I wasn’t able to get the camera from the Hesperia Star office, as Main Street being closed diverted most people on the south end of town onto Olive Street (which I normally use as the nearly empty alternative to Main Street), including an awful lot of apparently frustrated little old ladies. Today was the first time I had someone in her 70s willfully blast through a stop sign in front of me to get wherever it is septuagenarians blast off to on Saturday mornings.
But me, Peter, Daily Press ad honcho Kevin Rigney and his wife all piled into a 1959 Ford Thunderbird convertible driven by a friend of a Daily Press employee, and dutifully beauty pageant waved our way down Main Street, followed by several trash trucks from Advance Disposal (which may or may not have been an editorial comment on our work, I’m not sure), who blasted their horns more or less non-stop for 90 minutes.
The Kiwanis Club of Hesperia has been running this parade for a number of years now, and it shows. As we went down Main Street at a stately 5 to 10 miles per hour, we passed a number of Kiwanis announcers, who let the hundreds, maybe thousands in attendance know who each of the floats were.

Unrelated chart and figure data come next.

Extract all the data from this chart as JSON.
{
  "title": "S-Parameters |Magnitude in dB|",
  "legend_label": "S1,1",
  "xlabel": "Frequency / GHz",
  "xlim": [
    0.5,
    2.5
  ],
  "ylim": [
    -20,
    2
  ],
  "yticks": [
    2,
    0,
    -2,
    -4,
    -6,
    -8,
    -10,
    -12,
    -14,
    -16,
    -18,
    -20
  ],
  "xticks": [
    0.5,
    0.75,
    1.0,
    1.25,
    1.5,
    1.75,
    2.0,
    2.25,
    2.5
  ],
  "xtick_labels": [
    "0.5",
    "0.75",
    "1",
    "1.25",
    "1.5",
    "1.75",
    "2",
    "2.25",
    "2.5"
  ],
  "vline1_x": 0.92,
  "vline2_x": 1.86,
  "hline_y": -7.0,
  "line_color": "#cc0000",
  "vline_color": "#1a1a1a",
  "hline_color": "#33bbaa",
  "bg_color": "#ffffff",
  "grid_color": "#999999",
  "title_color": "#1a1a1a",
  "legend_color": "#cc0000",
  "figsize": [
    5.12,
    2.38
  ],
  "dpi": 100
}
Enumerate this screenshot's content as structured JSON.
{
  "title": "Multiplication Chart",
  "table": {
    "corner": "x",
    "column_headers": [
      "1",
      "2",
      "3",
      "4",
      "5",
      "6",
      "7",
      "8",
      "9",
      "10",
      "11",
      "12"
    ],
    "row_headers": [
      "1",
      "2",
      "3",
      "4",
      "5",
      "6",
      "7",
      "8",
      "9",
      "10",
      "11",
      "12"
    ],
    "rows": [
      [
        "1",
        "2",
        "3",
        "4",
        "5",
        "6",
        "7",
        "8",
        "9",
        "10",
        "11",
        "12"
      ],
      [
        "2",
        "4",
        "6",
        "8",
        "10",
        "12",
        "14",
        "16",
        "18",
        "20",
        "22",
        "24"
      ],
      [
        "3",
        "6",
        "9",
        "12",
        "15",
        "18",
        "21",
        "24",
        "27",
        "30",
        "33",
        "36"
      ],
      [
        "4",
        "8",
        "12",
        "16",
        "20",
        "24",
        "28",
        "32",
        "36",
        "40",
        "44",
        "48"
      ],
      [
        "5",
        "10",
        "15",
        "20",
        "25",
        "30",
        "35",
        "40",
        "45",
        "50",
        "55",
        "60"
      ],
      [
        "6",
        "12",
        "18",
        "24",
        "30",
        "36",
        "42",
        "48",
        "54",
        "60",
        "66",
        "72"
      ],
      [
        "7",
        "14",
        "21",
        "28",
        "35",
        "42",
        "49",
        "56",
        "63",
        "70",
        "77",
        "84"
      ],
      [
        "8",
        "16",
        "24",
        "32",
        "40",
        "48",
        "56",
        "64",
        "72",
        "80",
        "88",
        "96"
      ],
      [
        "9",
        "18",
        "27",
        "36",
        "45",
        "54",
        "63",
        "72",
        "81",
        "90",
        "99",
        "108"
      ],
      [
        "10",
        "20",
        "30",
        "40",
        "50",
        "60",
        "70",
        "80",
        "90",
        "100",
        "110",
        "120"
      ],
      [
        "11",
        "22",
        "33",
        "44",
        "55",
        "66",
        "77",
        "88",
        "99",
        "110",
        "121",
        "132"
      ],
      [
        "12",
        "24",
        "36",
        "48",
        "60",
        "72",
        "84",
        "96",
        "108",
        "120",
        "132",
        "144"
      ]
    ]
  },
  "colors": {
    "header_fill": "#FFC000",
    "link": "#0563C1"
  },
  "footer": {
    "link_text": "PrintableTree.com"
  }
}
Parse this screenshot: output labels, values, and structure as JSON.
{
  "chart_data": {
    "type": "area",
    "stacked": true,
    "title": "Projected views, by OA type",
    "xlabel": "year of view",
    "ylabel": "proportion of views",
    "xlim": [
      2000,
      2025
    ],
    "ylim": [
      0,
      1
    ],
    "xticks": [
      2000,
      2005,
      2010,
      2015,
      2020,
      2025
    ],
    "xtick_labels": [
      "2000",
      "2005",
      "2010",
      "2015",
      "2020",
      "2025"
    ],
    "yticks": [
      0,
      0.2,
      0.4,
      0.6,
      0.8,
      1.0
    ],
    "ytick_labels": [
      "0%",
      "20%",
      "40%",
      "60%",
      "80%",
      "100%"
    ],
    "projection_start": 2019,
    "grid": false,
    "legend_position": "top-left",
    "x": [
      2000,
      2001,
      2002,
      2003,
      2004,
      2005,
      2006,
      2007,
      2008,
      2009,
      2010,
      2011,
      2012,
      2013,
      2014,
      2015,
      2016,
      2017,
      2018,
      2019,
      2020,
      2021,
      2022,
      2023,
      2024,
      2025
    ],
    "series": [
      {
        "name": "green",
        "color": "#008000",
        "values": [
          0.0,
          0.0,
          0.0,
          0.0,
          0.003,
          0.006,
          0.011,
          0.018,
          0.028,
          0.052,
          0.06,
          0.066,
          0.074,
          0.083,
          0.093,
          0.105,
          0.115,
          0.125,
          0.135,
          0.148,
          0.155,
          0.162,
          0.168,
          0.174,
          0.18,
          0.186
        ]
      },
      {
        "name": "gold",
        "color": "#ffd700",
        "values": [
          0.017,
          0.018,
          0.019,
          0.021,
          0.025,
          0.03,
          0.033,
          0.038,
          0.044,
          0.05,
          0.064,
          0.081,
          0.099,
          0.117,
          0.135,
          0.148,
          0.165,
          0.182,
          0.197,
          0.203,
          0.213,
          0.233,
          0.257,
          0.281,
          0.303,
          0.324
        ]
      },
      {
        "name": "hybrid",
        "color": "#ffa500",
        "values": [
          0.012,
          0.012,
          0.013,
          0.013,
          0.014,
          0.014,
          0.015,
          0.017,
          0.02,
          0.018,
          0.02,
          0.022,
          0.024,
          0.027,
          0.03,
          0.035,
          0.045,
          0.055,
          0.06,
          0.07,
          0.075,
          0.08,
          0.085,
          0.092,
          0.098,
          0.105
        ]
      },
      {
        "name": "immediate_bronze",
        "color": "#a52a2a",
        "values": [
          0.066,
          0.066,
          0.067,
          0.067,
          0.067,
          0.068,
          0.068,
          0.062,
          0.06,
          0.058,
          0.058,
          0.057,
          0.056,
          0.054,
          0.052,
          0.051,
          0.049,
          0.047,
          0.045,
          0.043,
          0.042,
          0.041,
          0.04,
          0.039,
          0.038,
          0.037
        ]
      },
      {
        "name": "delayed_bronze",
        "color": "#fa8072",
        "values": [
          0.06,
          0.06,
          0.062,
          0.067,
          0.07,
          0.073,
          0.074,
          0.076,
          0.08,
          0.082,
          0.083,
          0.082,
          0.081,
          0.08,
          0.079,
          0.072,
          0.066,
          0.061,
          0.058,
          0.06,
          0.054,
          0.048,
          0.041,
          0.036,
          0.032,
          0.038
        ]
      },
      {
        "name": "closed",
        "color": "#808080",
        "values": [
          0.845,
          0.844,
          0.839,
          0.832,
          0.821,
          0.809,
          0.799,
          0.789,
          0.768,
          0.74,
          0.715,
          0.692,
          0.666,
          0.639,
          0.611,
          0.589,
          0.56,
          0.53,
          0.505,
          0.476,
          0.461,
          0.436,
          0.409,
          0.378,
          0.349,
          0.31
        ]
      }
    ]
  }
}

There were some nice surprises there: While I might expect the announcers to have something nice to say about everyone in the parade, we had several people wave to get our attention and yell how much they like the paper. The Daily Press commissioned a comprehensive readership study earlier this year, so I know what the numbers say about our readership (all very good stuff, although I think it’s probably proprietary info that I can’t share here), but plenty of people don’t necessarily like the paper they read. It’s nice to know that at least a few Hesperians appreciate and maybe even enjoy what we’re doing.
Next year, if I do this again, I’m wearing my Hesperia Star baseball cap, though. I’ve got a pretty serious sunburn.